For vision-based autonomous landing of fixed-wing unmanned aerial vehicles(UAV) which are incapable of hovering, the trajectory planning and robust control has been studied in this paper. The trajectory generation algorithm can provide optimized path which guarantees the target being field of view of camera and reduce the negative effects of vision-based estimation error. The robust controller enables the UAV to obtain robust performance with unreliable vision-based navigation information though the analysis of vision-based estimation error.Firstly, a strategy for vision-based autonomous landing is designed according to the relative pose between UAV and runway and the operating state of vision-based navigation system. The Go-Ground is introduced to handle the failure to detect and track target. Moreover, a segmented hierarchical path planning method is proposed and the off-line planning is implemented on a special one.As for on-line dynamic planning, constrains and performance index are firstly designed to guarantees the target being field of view of camera, and the gauss pseudospectral methods is introduced to transcript trajectory planning into a nonlinear programming.
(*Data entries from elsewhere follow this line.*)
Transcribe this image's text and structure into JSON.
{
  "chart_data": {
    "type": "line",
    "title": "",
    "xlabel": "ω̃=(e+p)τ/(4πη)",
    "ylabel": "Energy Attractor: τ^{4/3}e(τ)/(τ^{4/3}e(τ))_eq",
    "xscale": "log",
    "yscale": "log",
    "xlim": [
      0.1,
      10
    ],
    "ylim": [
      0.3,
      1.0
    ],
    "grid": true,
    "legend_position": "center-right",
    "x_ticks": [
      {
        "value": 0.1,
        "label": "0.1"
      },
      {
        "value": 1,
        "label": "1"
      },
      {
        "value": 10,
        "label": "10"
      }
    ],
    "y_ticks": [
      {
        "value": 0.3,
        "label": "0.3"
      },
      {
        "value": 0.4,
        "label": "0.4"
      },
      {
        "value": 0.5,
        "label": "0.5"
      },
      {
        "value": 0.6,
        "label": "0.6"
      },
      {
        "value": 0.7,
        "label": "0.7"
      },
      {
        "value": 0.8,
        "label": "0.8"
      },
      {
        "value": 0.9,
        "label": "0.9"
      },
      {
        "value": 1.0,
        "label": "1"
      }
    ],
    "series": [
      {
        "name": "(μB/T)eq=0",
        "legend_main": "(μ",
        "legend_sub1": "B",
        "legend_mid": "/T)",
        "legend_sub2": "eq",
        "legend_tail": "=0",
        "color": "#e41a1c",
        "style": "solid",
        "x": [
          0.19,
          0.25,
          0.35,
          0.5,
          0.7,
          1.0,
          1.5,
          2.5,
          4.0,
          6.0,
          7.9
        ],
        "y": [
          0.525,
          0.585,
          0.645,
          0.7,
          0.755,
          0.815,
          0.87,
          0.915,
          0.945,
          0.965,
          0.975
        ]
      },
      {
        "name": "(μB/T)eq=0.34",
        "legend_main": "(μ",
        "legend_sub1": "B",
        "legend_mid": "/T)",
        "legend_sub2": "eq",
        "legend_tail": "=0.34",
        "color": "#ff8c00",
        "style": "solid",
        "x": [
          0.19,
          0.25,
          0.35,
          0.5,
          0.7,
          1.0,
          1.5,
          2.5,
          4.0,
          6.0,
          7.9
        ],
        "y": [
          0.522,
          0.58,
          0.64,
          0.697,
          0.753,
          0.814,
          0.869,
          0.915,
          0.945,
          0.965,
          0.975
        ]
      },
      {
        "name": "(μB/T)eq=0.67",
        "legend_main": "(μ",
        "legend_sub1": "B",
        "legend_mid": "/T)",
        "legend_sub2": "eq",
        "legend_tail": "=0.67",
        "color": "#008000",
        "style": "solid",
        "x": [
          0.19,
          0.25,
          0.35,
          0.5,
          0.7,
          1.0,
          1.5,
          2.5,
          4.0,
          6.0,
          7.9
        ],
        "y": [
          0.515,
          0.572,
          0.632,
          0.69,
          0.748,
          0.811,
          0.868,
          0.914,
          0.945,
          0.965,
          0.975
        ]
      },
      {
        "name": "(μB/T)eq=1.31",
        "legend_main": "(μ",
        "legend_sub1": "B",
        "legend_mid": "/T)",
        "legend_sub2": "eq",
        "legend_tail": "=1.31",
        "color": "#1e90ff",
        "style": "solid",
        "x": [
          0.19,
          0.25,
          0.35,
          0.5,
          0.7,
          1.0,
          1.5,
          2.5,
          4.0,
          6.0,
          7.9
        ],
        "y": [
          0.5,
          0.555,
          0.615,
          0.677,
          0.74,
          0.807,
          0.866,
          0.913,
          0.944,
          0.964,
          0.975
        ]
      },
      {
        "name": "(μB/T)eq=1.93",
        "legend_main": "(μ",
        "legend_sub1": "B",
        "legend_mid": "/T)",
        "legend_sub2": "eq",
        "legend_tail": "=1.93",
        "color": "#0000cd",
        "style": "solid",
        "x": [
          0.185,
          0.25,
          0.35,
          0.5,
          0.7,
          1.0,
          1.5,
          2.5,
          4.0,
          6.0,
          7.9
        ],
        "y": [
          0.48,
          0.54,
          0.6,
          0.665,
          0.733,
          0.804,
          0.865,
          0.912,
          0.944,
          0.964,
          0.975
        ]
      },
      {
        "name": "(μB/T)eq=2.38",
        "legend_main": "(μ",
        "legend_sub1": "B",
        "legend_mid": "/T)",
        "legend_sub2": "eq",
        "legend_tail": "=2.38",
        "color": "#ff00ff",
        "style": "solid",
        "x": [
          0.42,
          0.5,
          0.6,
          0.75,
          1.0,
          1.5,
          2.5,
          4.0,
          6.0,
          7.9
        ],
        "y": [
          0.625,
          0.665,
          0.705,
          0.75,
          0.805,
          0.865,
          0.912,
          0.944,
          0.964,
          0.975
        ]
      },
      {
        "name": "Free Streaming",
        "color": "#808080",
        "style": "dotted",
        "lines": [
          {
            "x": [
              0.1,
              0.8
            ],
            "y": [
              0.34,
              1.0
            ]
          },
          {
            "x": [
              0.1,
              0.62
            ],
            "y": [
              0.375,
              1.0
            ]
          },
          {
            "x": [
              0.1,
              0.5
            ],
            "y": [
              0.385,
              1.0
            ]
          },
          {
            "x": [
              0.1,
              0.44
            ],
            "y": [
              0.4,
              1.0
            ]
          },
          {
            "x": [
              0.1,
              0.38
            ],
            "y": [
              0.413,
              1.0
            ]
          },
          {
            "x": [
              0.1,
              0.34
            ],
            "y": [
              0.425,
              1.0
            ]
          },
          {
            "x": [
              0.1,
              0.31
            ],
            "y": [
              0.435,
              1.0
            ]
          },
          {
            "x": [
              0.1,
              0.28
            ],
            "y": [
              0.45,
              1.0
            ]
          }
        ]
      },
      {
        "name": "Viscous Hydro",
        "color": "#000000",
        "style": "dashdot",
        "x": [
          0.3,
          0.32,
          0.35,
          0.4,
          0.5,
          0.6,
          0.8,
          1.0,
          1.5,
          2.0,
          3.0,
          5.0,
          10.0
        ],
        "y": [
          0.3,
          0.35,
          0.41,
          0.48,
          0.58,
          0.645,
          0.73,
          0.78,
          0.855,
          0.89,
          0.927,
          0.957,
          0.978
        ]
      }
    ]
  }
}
Also, a Dubins path planning algorithm is studied to improve the efficiency of planning. Finally, the receding horizon control is realized to reduce the negative effects of vision-based measurement error.A vision-based measurement model is developed to help elaborately analyze the sensitivity of vision-based position estimation to different model uncertainties. Meanwhile, a full-coverage nonlinear model of UAV is constructed and separated into two loops to make the best of information on trajectory planning. Then, the outer loop with the above model uncertainties is shaped by mixed H2/H∞ robust control to ensure robust performance.In the end, all studied technologies are verified by numerical simulation. Specially, the analysis defines the acceptable range of uncertainties of vision-based measurement model, such as calibration error, measurement error and measurement delay, which can guide the research on vision-based pose estimation.